Problems with a corbel

Post 23 (a) North East Ceiling Corbel 14 March 2010
Intact boss and corbel before any damage
Post 23 (b) Corbel & Clean Plaster Break from Below Left.
The base of the corbel after removing the boss

In an earlier post (on 1st June 2104), we showed what had happened to one of the decorative bosses in the gallery of the former East Kirk when wet rot had destroyed the strength of its internal wooden structure. No-one was hurt when it crashed through the floor overnight, but there was concern about the safety of all the other decorative bosses, so they were carefully checked. One was found to be loose, so the decision was taken to carefully remove it. The first two pictures show an intact boss and a close-up of what remained after it had been removed. This was in an area which had already been treated for dry rot. On looking inside the small opening of the corbel, there was some concern that there could be some dry rot inside the plasterwork – but it was not possible to see enough to be sure. Complicating the matter was that nothing was known about the internal structure of the corbel. Obviously there would be structural wooden beams, which were supporting one of the main roof beams. If there were dry rot it could rapidly destroy the strength of the wood and so potentially cause a partial or total roof collapse.

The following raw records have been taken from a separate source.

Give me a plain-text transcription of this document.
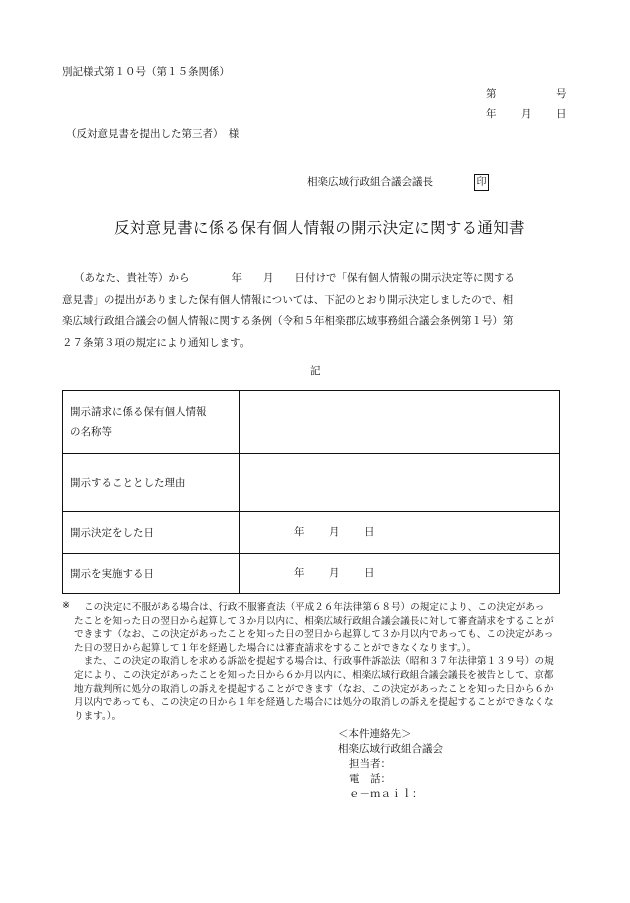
別記様式第１０号（第１５条関係）
第	号
年 月 日
（反対意見書を提出した第三者）　様
相楽広域行政組合議会議長	印
反対意見書に係る保有個人情報の開示決定に関する通知書
（あなた、貴社等）から　　　　年　　月　　日付けで「保有個人情報の開示決定等に関する
意見書」の提出がありました保有個人情報については、下記のとおり開示決定しましたので、相
楽広域行政組合議会の個人情報に関する条例（令和５年相楽郡広域事務組合議会条例第１号）第
２７条第３項の規定により通知します。
記
開示請求に係る保有個人情報
の名称等	

開示することとした理由	

開示決定をした日	年 月 日

開示を実施する日	年 月 日
※	この決定に不服がある場合は、行政不服審査法（平成２６年法律第６８号）の規定により、この決定があっ
たことを知った日の翌日から起算して３か月以内に、相楽広域行政組合議会議長に対して審査請求をすることが
できます（なお、この決定があったことを知った日の翌日から起算して３か月以内であっても、この決定があっ
た日の翌日から起算して１年を経過した場合には審査請求をすることができなくなります。）。
　また、この決定の取消しを求める訴訟を提起する場合は、行政事件訴訟法（昭和３７年法律第１３９号）の規
定により、この決定があったことを知った日から６か月以内に、相楽広域行政組合議会議長を被告として、京都
地方裁判所に処分の取消しの訴えを提起することができます（なお、この決定があったことを知った日から６か
月以内であっても、この決定の日から１年を経過した場合には処分の取消しの訴えを提起することができなくな
ります。）。
＜本件連絡先＞
相楽広域行政組合議会
担当者：
電　話：
ｅ－ｍａｉｌ：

Post 23 (c) Plaster removed from corbel showing structure of beams P1020025 Corbel 01.06.2011
The interior structure of the corbel

The decision had to be taken to remove all the decorative plaster from this corbel so that any necessary treatment or replacement could be carried out. However, before this could be done, it was necessary to install some scaffolding to support the roof beam, just in case the wood had already lost its strength and it was only the plaster which was supporting the roof beam. Fortunately it became obvious that there was no dry rot, which was a great relief! Removing the plaster also revealed the internal structure of the corbel. This showed only two support timbers, resting on a stone protruding from the wall. One timber was vertical (the king post), whilst the other went up at a steep angle, far more steeply than the decorative plaster work would have suggested. The final photograph shows the exposed wood inside the corbel (with the support scaffold still partially in place). All the plaster was removed carefully and kept, so that it will be possible to reinstate the corbel when the interior build takes place, either using plaster or fibreglass.